Uno de los héroes cruciales de mi adolescencia fue el doctor Rieux, el protagonista de «La peste» de Camus. Un hombre que se enfrentaba a la vez a la epidemia -alegoría del mal totalitario-, al silencio cómplice de sus conciudadanos, al conformismo y a la angustia, guiado por un sentimiento de intensa fe en la dignidad del ser humano. Un héroe existencialista, impregnado de una convicción rebelde y positiva capaz de superar las trazas diferenciales de la ideología, las creencias, la política o el desencanto. Un activista del humanismo que reflejaba la gallardía moral de su autor, por entonces vapuleado por la despectiva ironía sectaria de Sartre y sus colegas del mesianismo tardomarxista. Un luchador agónico que levantaba una idealista barricada de libertad basada en la suprema confianza en el valor de la persona más allá de las dudas sobre el absurdo de la existencia.
Tantos años después, exactamente a medio siglo del accidente mortal que un 4 de enero de 1960 desparramó en la carretera el manuscrito de «El primer hombre», Albert Camus continúa siendo un referente gigantesco de la cultura contemporánea, por más que el recorrido de la posmodernidad haya orillado en ambigüedades relativistas su potente mensaje de honestidad intelectual, de rectitud y de coraje. Un clásico peligroso, anota su gran biógrafo Oliver Todd. Elegante, profundo, valiente, lapidario, sincero, trágico, desgarrado en la coherencia de sus dudas tormentosas, asomado con suicida lucidez al abismo de las preguntas sobre el sentido de la vida, Camus es aún el símbolo vigente de una actitud filosófica y moral indeclinable: la del hombre que compromete su conciencia, su pensamiento y su acción en el desafío de una búsqueda. Frente al propagandista doctrinal y el proselitista militante, frente a los convencidos irrevocables y los predicadores dogmáticos, su perfil de explorador crítico emerge con la integridad de todas sus contradicciones y la humildad del sabio consciente de no conocer todas las respuestas. Fue un pensador inclasificable y una personalidad compleja, indefinible, poliédrica: comunista y anticomunista, político y antipolítico, argelino y francés, arrogante y dubitativo, solitario y seductor, individualista y solidario, generoso e introvertido, turbulento y sereno, moralista y escéptico. La clase de tipo que siempre resulta incómodo en la sociedad de las etiquetas simples, de las categorías sinópticas, de los esquemas unívocos y de las certezas prefabricadas.

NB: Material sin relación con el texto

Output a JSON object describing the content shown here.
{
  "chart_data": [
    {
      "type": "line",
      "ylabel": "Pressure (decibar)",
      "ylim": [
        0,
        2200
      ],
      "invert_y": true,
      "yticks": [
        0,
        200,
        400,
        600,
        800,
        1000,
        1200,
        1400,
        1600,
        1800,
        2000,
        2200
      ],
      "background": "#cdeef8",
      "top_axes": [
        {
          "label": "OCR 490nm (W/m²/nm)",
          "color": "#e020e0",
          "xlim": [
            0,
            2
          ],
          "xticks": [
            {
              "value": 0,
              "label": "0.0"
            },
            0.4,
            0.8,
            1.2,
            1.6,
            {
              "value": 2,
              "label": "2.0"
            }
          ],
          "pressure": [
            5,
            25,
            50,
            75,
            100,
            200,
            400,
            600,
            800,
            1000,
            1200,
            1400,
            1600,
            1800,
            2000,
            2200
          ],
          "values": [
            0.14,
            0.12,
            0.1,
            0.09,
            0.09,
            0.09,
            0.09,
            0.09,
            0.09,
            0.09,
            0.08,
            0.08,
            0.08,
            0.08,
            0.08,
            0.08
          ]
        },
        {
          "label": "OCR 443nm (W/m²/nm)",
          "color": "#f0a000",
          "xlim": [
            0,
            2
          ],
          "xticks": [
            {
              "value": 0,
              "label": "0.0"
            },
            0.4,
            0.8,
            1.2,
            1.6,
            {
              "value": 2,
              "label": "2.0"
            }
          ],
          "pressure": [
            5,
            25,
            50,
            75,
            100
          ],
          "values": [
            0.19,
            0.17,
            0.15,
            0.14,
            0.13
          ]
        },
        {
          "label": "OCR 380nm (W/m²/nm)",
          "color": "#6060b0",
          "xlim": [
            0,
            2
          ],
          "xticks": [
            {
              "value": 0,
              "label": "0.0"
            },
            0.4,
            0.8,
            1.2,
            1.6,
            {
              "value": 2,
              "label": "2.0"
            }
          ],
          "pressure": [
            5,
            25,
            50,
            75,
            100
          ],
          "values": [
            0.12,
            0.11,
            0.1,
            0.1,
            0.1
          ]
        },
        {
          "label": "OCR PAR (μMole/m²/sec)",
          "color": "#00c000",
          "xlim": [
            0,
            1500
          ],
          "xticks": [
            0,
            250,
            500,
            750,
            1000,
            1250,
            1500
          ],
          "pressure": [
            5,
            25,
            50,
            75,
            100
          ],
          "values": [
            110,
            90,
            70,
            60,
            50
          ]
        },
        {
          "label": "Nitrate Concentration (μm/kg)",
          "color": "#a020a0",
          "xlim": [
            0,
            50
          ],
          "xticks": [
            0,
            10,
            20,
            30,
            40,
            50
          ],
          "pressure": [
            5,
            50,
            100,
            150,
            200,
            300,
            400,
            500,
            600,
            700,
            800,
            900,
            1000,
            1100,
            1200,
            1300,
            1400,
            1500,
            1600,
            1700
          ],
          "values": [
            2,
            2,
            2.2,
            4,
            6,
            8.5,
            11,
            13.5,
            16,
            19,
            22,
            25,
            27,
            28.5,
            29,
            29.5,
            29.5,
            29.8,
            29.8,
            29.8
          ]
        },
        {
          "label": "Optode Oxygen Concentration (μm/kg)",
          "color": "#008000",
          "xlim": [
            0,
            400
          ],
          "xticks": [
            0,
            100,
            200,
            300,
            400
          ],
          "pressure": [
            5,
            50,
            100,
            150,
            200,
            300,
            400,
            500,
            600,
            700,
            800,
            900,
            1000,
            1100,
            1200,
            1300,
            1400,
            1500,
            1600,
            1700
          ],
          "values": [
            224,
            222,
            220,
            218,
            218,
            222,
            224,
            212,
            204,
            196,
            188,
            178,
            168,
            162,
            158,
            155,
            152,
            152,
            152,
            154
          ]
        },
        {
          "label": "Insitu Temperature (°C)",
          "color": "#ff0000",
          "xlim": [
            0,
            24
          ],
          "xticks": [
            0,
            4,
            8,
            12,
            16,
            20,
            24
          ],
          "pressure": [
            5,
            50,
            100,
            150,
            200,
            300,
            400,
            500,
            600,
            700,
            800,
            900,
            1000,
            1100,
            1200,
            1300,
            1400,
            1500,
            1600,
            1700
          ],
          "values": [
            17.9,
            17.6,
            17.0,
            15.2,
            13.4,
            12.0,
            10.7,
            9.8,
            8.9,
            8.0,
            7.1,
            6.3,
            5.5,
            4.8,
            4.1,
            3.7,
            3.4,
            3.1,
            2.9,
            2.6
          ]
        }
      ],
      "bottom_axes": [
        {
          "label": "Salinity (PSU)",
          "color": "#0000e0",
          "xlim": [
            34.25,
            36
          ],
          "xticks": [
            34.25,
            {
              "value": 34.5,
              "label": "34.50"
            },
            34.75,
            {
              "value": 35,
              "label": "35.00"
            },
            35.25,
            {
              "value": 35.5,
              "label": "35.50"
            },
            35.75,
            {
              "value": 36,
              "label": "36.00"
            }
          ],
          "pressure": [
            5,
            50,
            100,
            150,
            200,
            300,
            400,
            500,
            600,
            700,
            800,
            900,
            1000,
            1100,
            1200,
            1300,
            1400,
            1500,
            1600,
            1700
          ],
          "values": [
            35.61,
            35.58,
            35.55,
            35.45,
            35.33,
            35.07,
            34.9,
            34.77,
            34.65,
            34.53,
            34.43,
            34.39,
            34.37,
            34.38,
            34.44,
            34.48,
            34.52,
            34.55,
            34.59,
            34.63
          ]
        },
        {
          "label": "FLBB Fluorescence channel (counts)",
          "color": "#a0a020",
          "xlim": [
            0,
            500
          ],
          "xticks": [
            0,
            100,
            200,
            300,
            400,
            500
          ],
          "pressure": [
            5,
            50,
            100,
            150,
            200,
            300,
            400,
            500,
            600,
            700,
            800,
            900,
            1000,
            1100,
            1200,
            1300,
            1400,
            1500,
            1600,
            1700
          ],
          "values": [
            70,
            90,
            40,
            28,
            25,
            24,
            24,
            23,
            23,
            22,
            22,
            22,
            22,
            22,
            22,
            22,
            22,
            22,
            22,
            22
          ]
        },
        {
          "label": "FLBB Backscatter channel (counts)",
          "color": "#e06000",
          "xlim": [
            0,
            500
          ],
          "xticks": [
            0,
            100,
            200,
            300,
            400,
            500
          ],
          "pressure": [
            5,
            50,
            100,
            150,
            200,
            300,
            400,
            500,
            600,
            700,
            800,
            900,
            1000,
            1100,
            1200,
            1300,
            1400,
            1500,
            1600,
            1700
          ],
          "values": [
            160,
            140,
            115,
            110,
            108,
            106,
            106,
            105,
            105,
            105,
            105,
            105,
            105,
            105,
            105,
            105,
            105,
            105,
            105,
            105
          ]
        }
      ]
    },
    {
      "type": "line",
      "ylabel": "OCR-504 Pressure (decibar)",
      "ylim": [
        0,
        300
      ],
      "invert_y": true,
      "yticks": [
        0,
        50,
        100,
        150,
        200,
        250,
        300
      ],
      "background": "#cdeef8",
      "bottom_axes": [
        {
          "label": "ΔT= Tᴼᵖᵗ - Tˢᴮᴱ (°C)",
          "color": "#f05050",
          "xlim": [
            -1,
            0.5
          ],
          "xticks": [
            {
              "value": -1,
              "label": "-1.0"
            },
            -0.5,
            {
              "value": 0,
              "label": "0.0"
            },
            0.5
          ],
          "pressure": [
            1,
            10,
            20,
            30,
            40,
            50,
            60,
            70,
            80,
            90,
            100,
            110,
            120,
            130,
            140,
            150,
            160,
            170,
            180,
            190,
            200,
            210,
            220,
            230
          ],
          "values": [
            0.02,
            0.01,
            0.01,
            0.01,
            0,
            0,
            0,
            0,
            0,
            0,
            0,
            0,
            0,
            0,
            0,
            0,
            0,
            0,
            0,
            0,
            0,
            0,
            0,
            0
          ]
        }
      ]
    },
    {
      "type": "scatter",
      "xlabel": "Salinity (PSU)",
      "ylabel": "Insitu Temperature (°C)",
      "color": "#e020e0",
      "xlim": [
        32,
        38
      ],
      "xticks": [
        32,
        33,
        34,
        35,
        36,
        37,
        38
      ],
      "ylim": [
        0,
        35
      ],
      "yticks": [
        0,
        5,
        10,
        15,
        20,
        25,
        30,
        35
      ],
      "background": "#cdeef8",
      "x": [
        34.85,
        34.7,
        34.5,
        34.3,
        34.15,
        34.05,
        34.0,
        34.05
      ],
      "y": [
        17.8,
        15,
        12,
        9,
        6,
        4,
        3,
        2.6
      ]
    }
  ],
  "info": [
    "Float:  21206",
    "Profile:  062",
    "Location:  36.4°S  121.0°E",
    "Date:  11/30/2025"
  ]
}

Quizá por eso tiene sentido recordar hoy su ejemplo luminoso, comprometido, incluso visionario; el convencido y radical humanismo al que se aferró siempre ante la inevitabilidad del desengaño, el sufrimiento y el vacío. Su ausencia casi terminal en los huecos programas de nuestro insustancial marco educativo es quizá otra amarga, lejana metáfora del propio fracaso que se empeñó en combatir con la pasión arrebatada de un héroe mal comprendido.